The concrete for the base of the battery box was mixed by hand.
And although you are perfectly right in saying that the original concrete would have been mixed by hand (and well-done it is too) they had what passed for the equivalent of barn-raising parties and everyone in the neighbourhood flocked around to share the load. But around here these days, with a couple of notable exceptions, they wouldn’t even share a bus shelter in a monsoon.
Get some illegal immigrants in to do the work for you for half a loaf of bread.
Illegal immigrants be badgered. You and Krys can do it!
Don’t look at me, I know when a job is a job too far and that one would need a radio-telescope! 🙂
Hence the bitumen!
Illegal immigrants are cheaper 😛
One smells in hot conditions and the other will get you locked up.
I’ve never heard of anybody getting locked up for employing illegal immigrants. Besides – after you use them, you can denounce them as illegals, have them rounded up by the state and thus can get out of paying them :d
A girl I know in Brussels was arrested for employing Polish labourers for repairing her apartment.

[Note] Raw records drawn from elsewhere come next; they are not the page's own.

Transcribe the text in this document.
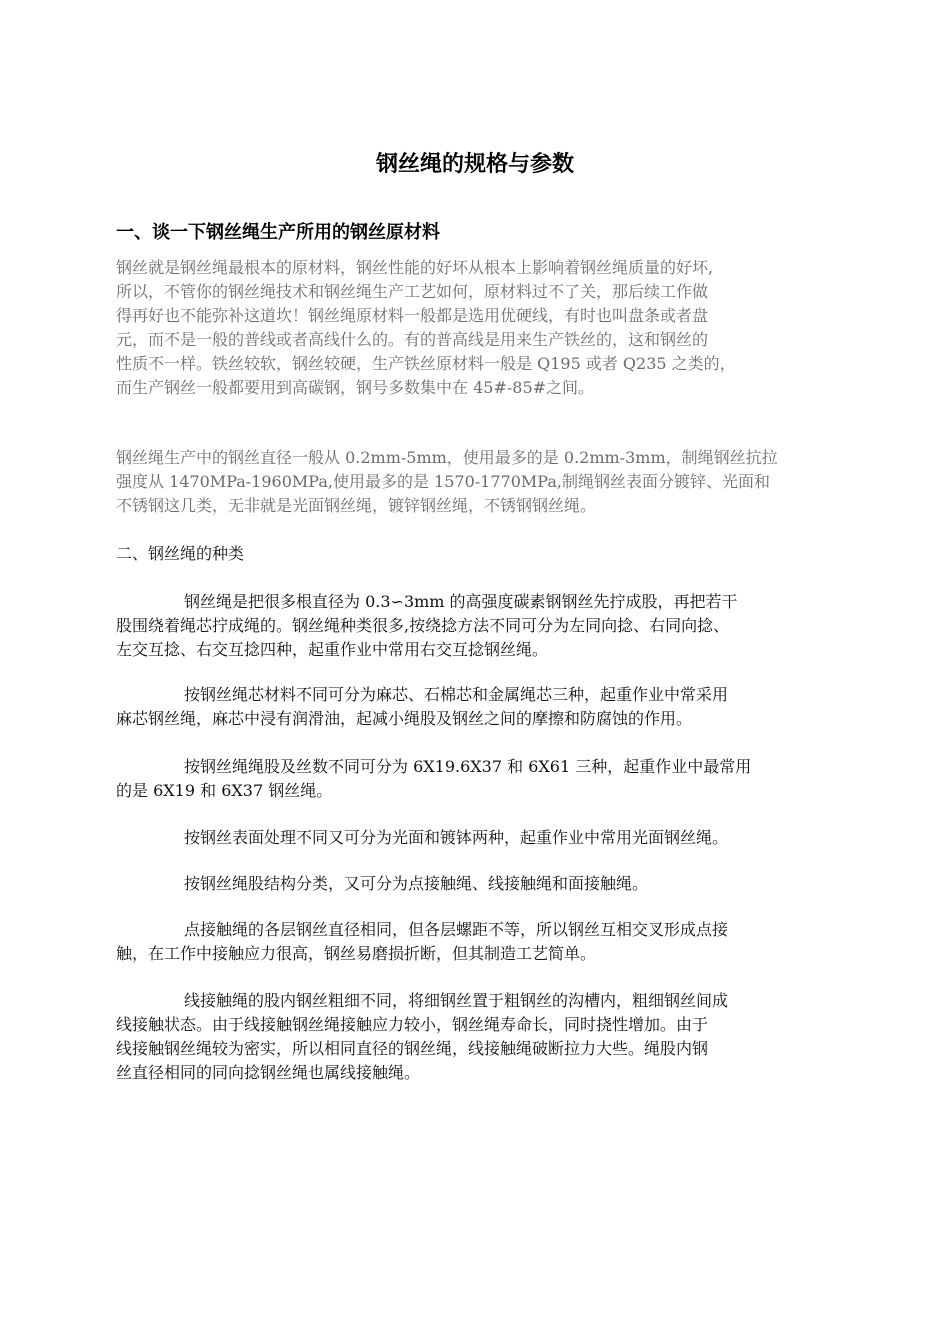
钢丝绳的规格与参数
一、谈一下钢丝绳生产所用的钢丝原材料

钢丝就是钢丝绳最根本的原材料，钢丝性能的好坏从根本上影响着钢丝绳质量的好坏,
所以，不管你的钢丝绳技术和钢丝绳生产工艺如何，原材料过不了关，那后续工作做
得再好也不能弥补这道坎！钢丝绳原材料一般都是选用优硬线，有时也叫盘条或者盘
元，而不是一般的普线或者高线什么的。有的普高线是用来生产铁丝的，这和钢丝的
性质不一样。铁丝较软，钢丝较硬，生产铁丝原材料一般是 Q195 或者 Q235 之类的，
而生产钢丝一般都要用到高碳钢，钢号多数集中在 45#-85#之间。

钢丝绳生产中的钢丝直径一般从 0.2mm-5mm，使用最多的是 0.2mm-3mm，制绳钢丝抗拉
强度从 1470MPa-1960MPa,使用最多的是 1570-1770MPa,制绳钢丝表面分镀锌、光面和
不锈钢这几类，无非就是光面钢丝绳，镀锌钢丝绳，不锈钢钢丝绳。

二、钢丝绳的种类

钢丝绳是把很多根直径为 0.3∽3mm 的高强度碳素钢钢丝先拧成股，再把若干
股围绕着绳芯拧成绳的。钢丝绳种类很多,按绕捻方法不同可分为左同向捻、右同向捻、
左交互捻、右交互捻四种，起重作业中常用右交互捻钢丝绳。

按钢丝绳芯材料不同可分为麻芯、石棉芯和金属绳芯三种，起重作业中常采用
麻芯钢丝绳，麻芯中浸有润滑油，起减小绳股及钢丝之间的摩擦和防腐蚀的作用。

按钢丝绳绳股及丝数不同可分为 6X19.6X37 和 6X61 三种，起重作业中最常用
的是 6X19 和 6X37 钢丝绳。

按钢丝表面处理不同又可分为光面和镀钵两种，起重作业中常用光面钢丝绳。

按钢丝绳股结构分类，又可分为点接触绳、线接触绳和面接触绳。

点接触绳的各层钢丝直径相同，但各层螺距不等，所以钢丝互相交叉形成点接
触，在工作中接触应力很高，钢丝易磨损折断，但其制造工艺简单。

线接触绳的股内钢丝粗细不同，将细钢丝置于粗钢丝的沟槽内，粗细钢丝间成
线接触状态。由于线接触钢丝绳接触应力较小，钢丝绳寿命长，同时挠性增加。由于
线接触钢丝绳较为密实，所以相同直径的钢丝绳，线接触绳破断拉力大些。绳股内钢
丝直径相同的同向捻钢丝绳也属线接触绳。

In the UK, if you knowingly employ illegals then you could in theory get locked up. In practise it’s more likely to be a fine though.
How can they prove you know they’re illegal. No contract = no proof.
They are supposed to ask for their passport, visa and work permits. If they havent got them and you’ve employed them then you didn’t look! The laugh is that not too long ago the House of Commons were employing an illegal as cleaning staff :-))
So if I go to Britain, I’m to expect an employer to ask for my visa, passport and work permit? Most British citizens have no passport, no need for a visa and no need for a work permit unless (and it’s not inconceivable) the government has required all people of employable age to apply for permission to work and pay for a work permit.
There must be hundreds if not thousands of people of foreign ancestry born in Britain. To ask for their passport because they look a bit foreign strikes me as something actionable under racism laws.
Errrr – aren’t you still entitled to live and work in the UK? I know my neice is and she’s been left the UK for 20 years and married to a foreigner for 17 years.
But I know there’s been a whole raft of changes in the UK recently about Johnny Foreigner having to have id cards and all that kind of thing.
It doesn’t apply to british citizens. If you have british nationality or are married to one (and are here legally) you can do what you want cos you aren’t an illegal immigrant. If you are born here then you are automatically a british citizen and never mind what your ancestry is.
As for permission to work, well we have had national insurance numbers for donkey’s years and that is what entitles you to work. You get issued with one when you reach school leaving age (16+). That’s what ties us into the tax system. It’s something else our hypothetical employer should be asking for that would tell him he’s employing an illegal immigrant. Tax dodging is illegal too. They haven’t got round to making breathing illegal yet but I’m sure there’s a green paper on it somewhere in the beurocracy 😉
All you have to do is say you’ve lost your NI number and they take tax at the emergency rate. They don’t even bother looking it up for months!